Privat oder gesetzlich versichern? - Die Unterschiede

Rund 9 von 10 Deutschen sind gesetzlich krankenversichert. In die private Krankenversicherung können Beamte, Selbstständige und Freiberufler sowie Angestellte oberhalb der Versicherungspflichtgrenze wechseln. Welche Versicherung zur eigenen Lebenssituation passt, entscheidet sich weniger am reinen Beitrag als an Leistungen, Familienplanung und langfristiger Perspektive.

Private oder gesetzliche Krankenversicherung – die Unterschiede

Stand: Juni 2026

Kurz gesagt

Etwa 9 von 10 Menschen in Deutschland sind gesetzlich versichert. In die PKV können Beamte, Selbstständige und Freiberufler unabhängig vom Einkommen wechseln, Angestellte erst oberhalb der Versicherungspflichtgrenze (2026: 77.400 € im Jahr).

Die Systeme unterscheiden sich vor allem im Prinzip: GKV = einkommensabhängiger Beitrag, einheitliche Leistungen, beitragsfreie Familienversicherung. PKV = Beitrag nach Alter, Gesundheit und gewähltem Tarif, vertraglich gesicherte Leistungen, aber eigener Vertrag je Person.

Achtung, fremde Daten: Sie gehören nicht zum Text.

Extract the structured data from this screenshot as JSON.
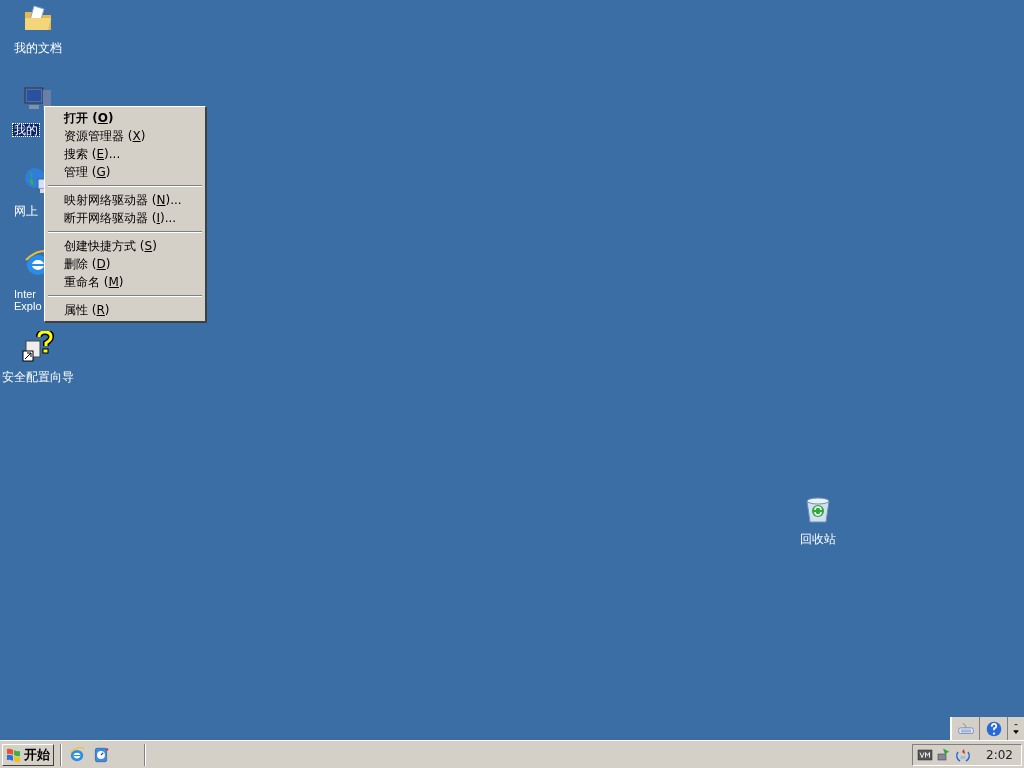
{
  "desktop_icons": [
    {
      "kind": "documents",
      "label": "我的文档",
      "selected": false
    },
    {
      "kind": "computer",
      "label": "我的",
      "selected": true
    },
    {
      "kind": "network",
      "label": "网上",
      "selected": false
    },
    {
      "kind": "ie",
      "label": "Inter Explo",
      "selected": false
    },
    {
      "kind": "wizard",
      "label": "安全配置向导",
      "selected": false
    },
    {
      "kind": "recycle",
      "label": "回收站",
      "selected": false
    }
  ],
  "context_menu": {
    "items": [
      {
        "kind": "item",
        "text": "打开 (O)",
        "default": true
      },
      {
        "kind": "item",
        "text": "资源管理器 (X)",
        "default": false
      },
      {
        "kind": "item",
        "text": "搜索 (E)...",
        "default": false
      },
      {
        "kind": "item",
        "text": "管理 (G)",
        "default": false
      },
      {
        "kind": "separator"
      },
      {
        "kind": "item",
        "text": "映射网络驱动器 (N)...",
        "default": false
      },
      {
        "kind": "item",
        "text": "断开网络驱动器 (I)...",
        "default": false
      },
      {
        "kind": "separator"
      },
      {
        "kind": "item",
        "text": "创建快捷方式 (S)",
        "default": false
      },
      {
        "kind": "item",
        "text": "删除 (D)",
        "default": false
      },
      {
        "kind": "item",
        "text": "重命名 (M)",
        "default": false
      },
      {
        "kind": "separator"
      },
      {
        "kind": "item",
        "text": "属性 (R)",
        "default": false
      }
    ]
  },
  "language_bar": {
    "buttons": [
      {
        "kind": "keyboard"
      },
      {
        "kind": "help"
      },
      {
        "kind": "options"
      }
    ]
  },
  "taskbar": {
    "start_button": "开始",
    "quick_launch": [
      {
        "kind": "ie"
      },
      {
        "kind": "desktop"
      }
    ],
    "tray_icons": [
      {
        "kind": "vm"
      },
      {
        "kind": "network"
      },
      {
        "kind": "sync"
      }
    ],
    "clock": "2:02"
  }
}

Welcher Weg steht mir offen?In wenigen Fragen klären, ob GKV oder PKV für Sie infrage kommt

Wer darf in die PKV?

Der deutliche Überhang der gesetzlichen Krankenversicherung liegt daran, dass es für die PKV Aufnahmekriterien gibt. Selbstständige, Freiberufler und Beamte können sich aufgrund ihres Status privat versichern, wobei die Höhe der Einkünfte keine Rolle spielt. Bei Angestellten ist das anders: Sie müssen die Jahresarbeitsentgeltgrenze (2026: 77.400 € brutto im Jahr) dauerhaft übertreffen, um privat versichert sein zu können. Man spricht dann von der Versicherungsfreiheit. Wer dieses Kriterium als Angestellter nicht erfüllt, kann das Leistungsspektrum in einzelnen Bereichen aber mit einer privaten Zusatzversicherung gezielt verbessern.

In der GKV wird jeder Versicherte aufgenommen – in der PKV ist das wegen der vorgesehenen Gesundheitsprüfung nicht zwingend der Fall. Interessenten sollten prüfen, ob sie die Zugangsvoraussetzungen dauerhaft erfüllen. Die Entscheidung sollte gut durchdacht sein, denn sie ist langfristiger Natur: Ein späterer Rückwechsel – vor allem in der Nähe des Rentenalters – kann schwierig werden und ist finanziell selten vorteilhaft, weil in der PKV Rückstellungen für das Alter aufgebaut werden.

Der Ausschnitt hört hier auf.